I have been self hosting my mail since 2011, over the years I added more data types. The reason I have been self hosting is because I like to own and control my data, and my dislike for sharing my data with Google/Microsoft/Apple and other companies. In this post I am going to share with you my setup, but of course, it is tailored to my needs, and may not suit yours.

Yunohost Logo, CC by-sa-4.0

Server and OS

In the beginning of my self hosting journey, I have built a server at home, since I didn’t find a cost effective and easy to use VPS provider at that point in time. I called my ISP and asked for a static IP, which I got, for 3$ per month. This allowed me to buy a domain and route traffic to my static IP.



The backend setup didn’t change since creation. It is the basic backend delivered by yunohost. For the frontend, I used roundcube at the beginning, but then moved over to rainloop. I didn’t like the lack of integration between rainloop and a calendaring application, so I decided to move to Sogo. I stayed with Sogo for several years, until I had to find a solution for my pictures, movies and other files. Then I moved to Nextcloud.


As the use of smartphones was getting more and more common, and the fact Android and iOS default to sending data to Google/Apple respectively, I figured it was time to re-think my entire self hosting platform. After some thinking, testing and benchmarking I decided I should use Nextcloud as my sole platform for storing my data. I use Nextcloud to store my files, mainly photos and movies taken by my family over the years, but also documents that used to reside on google drive, and my personal music that used to be on a NAS. In addition, I added the mail app, and the news app from the Nextcloud store.

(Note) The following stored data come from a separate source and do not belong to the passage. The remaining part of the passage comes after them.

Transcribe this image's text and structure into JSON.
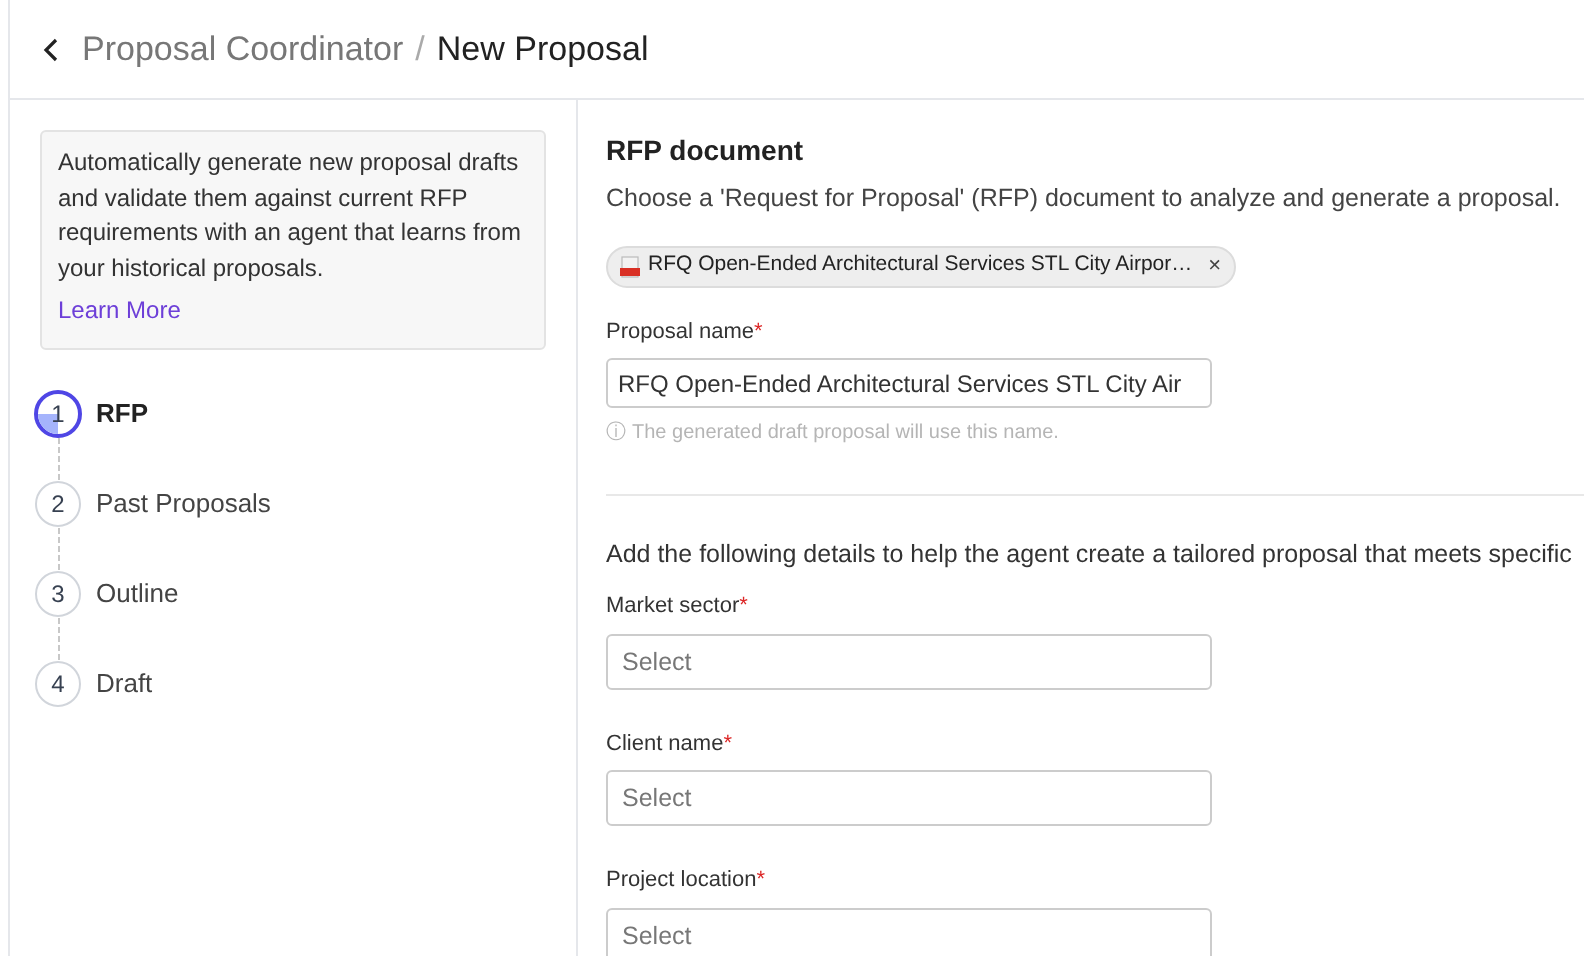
{
  "breadcrumb": {
    "parent": "Proposal Coordinator",
    "separator": "/",
    "current": "New Proposal"
  },
  "info": {
    "text": "Automatically generate new proposal drafts and validate them against current RFP requirements with an agent that learns from your historical proposals.",
    "link": "Learn More"
  },
  "steps": [
    {
      "number": "1",
      "label": "RFP",
      "selected": true
    },
    {
      "number": "2",
      "label": "Past Proposals",
      "selected": false
    },
    {
      "number": "3",
      "label": "Outline",
      "selected": false
    },
    {
      "number": "4",
      "label": "Draft",
      "selected": false
    }
  ],
  "rfp_document": {
    "title": "RFP document",
    "description": "Choose a 'Request for Proposal' (RFP) document to analyze and generate a proposal.",
    "file_chip": "RFQ Open-Ended Architectural Services STL City Airpor…",
    "remove": "×"
  },
  "proposal_name": {
    "label": "Proposal name",
    "required_mark": "*",
    "value": "RFQ Open-Ended Architectural Services STL City Air",
    "hint_icon": "ⓘ",
    "hint": "The generated draft proposal will use this name."
  },
  "details_intro": "Add the following details to help the agent create a tailored proposal that meets specific",
  "detail_fields": [
    {
      "label": "Market sector",
      "required_mark": "*",
      "placeholder": "Select"
    },
    {
      "label": "Client name",
      "required_mark": "*",
      "placeholder": "Select"
    },
    {
      "label": "Project location",
      "required_mark": "*",
      "placeholder": "Select"
    }
  ]
}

I have been using Medium for writing this since 2019. But I didn’t like the fact my posts are stored by someone else. As a result, I installed wordpress to host my blog, as I thought that would be the most straightforward and easy thing to do. After thinking about it for a few minutes, I realized it wasn’t a great move. First, it amplified the attack vectors on my server with a public facing service. Second it did so with a not very secure application (sorry about that wordpress). So I decided it is time to think about a static site generator. I looked around and figured Hugo is a good choice for me. This way, I host my files on S3, and not opening my server for public access, with an insecure application. Amazon since announced AWS amplify that simplified things further. Now I just commit to git, and everything is handled from there.


Yes, I am still active on IRC. I use The Lounge for that. Very east and convenient solution for remaining always on on IRC, and solving the need to go for services like irccloud and similar offerings.

What is left to do

The only service I didn’t really replace is Linkedin, I don’t know what to do with that. I don’t use any social networks, so no Facebook, Twitter, VK etc, the only exception is Linkedin, the reason I am there is I treat it as a workplace tool, but over the years, I see less and less value in it. I might just drop it at some point and say goodbye.

Git server

Git is also an open point. I keep most of my stuff on github. I do think I might need to move from github to a personal hosted gitlab, once I find the time and energy. The sole reason I am on github is the fact it is easy to collaborate this way, which is not the case on a personal owned instance, if I move my personal only things, which I don’t collaborate on, that would be a good first move. It will also help if AWS amplify would support private git servers, and not only public github and gitlab services. But that would probably be some work for the future.


To close this piece, you are probably wondering what is the monthly cost of such a setup. The annual cost for a domain is 12$ or a dollar per month. The server cost is another 10$ per month, per the instance type I picked, S3 is another 3$ per month. AWS amplify is 1 cent per build-minute of the site, so several cents per month, depending on my publishing frequency and build time. All in all, 14$-15$ per month, nothing really big. More or less similar to the cost of buying additional storage from Google/Apple when you exhaust the default free storage.